About
About
The School of Fashion has over 35 years of experience nurturing our students to become the next fashion leaders, makers, doers and thinkers. Students exit the program equipped to systematically transform the Canadian and global fashion system while continuing to question and investigate new ideas in the ever-evolving landscape of Fashion. By centring new worldviews and actions, the School of Fashion continues to impact the legacy of leadership in the Fashion industry.
Guiding Principles
Fashion’s guiding principles of Decolonization, Inclusion, and Sustainability inform the School’s approach to teaching, research and creativity, as well as our industry and community partnerships.
Decolonization — Fashion aims to disrupt the Eurocentric and colonial perspectives and narratives underlying Western fashion education and to centre the fashion histories, worldviews, and practices of Indigenous, Black and Peoples of Colour.
Inclusion — Fashion centres the bodies and perspectives of fat, disabled, queer, trans, non-binary and otherwise marginalized students, scholars, designers and wearers and values equitable access to educational and employment opportunities in fashion.
Sustainability — Fashion reimagines a fashion system and production practices that protect environmental and human resources and promote environmental and social justice.

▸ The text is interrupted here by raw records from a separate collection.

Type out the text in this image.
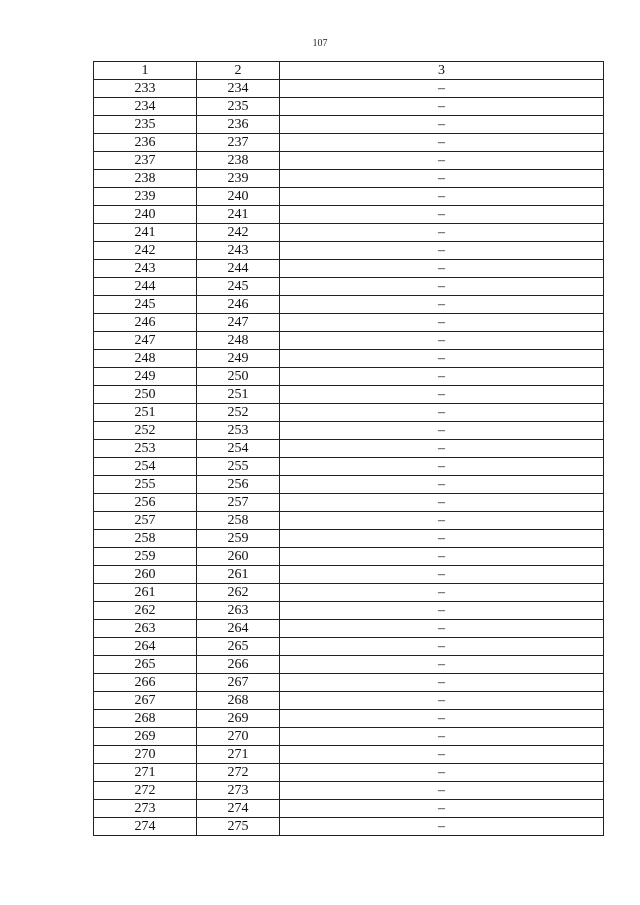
107
1	2	3
233	234	–
234	235	–
235	236	–
236	237	–
237	238	–
238	239	–
239	240	–
240	241	–
241	242	–
242	243	–
243	244	–
244	245	–
245	246	–
246	247	–
247	248	–
248	249	–
249	250	–
250	251	–
251	252	–
252	253	–
253	254	–
254	255	–
255	256	–
256	257	–
257	258	–
258	259	–
259	260	–
260	261	–
261	262	–
262	263	–
263	264	–
264	265	–
265	266	–
266	267	–
267	268	–
268	269	–
269	270	–
270	271	–
271	272	–
272	273	–
273	274	–
274	275	–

Accessibility — Fashion acknowledges and respects makers’ and wearers’ different and differing abilities at all stages of life. Fashion making and thinking includes the wide diversity of skills and capacities of all people.
Bachelor of Design, Fashion
Foundation courses introduce fashion systems, design literacy, fashion history and theory, and research methodsStudents also choose fashion electives with hands-on studio experiences in areas that include fashion photography, event planning, apparel design, web design, exhibition and curation, textile design, and more! Students will expand their learning through university-wide liberal studies and open electives in their chosen subject areas.
Studies will culminate in a senior project in the last year of study. The final outcome will result in a focused body of work in a chosen academic and/or creative area.
Master of Arts, Fashion
The Master of Arts in Fashion is the only graduate program of its kind in Canada. MA Fashion is an interdisciplinary program, and we encourage applicants to apply from academic backgrounds in fine arts, humanities, social sciences, design and business. Our MA Fashion program takes a critically informed approach to fashion studies by examining the broader social, cultural and economic implications of the production, promotion and consumption of fashion.
Throughout the program, students develop advanced research skills and work closely with subject matter experts to complete a written or creative Major Research Project (MRP). The MA degree is earned after the completion of coursework and the MRP.
The Creative School
Housed within the Creative School, alongside eight of Canada’s best university programs for creative and cultural industries, we are part of a rich, interdisciplinary community at Toronto Metropolitan University. The Creative School connects faculty and students across its programs to provide innovative course offerings, global learning, technical resources, research opportunities, creative projects, and community collaborations.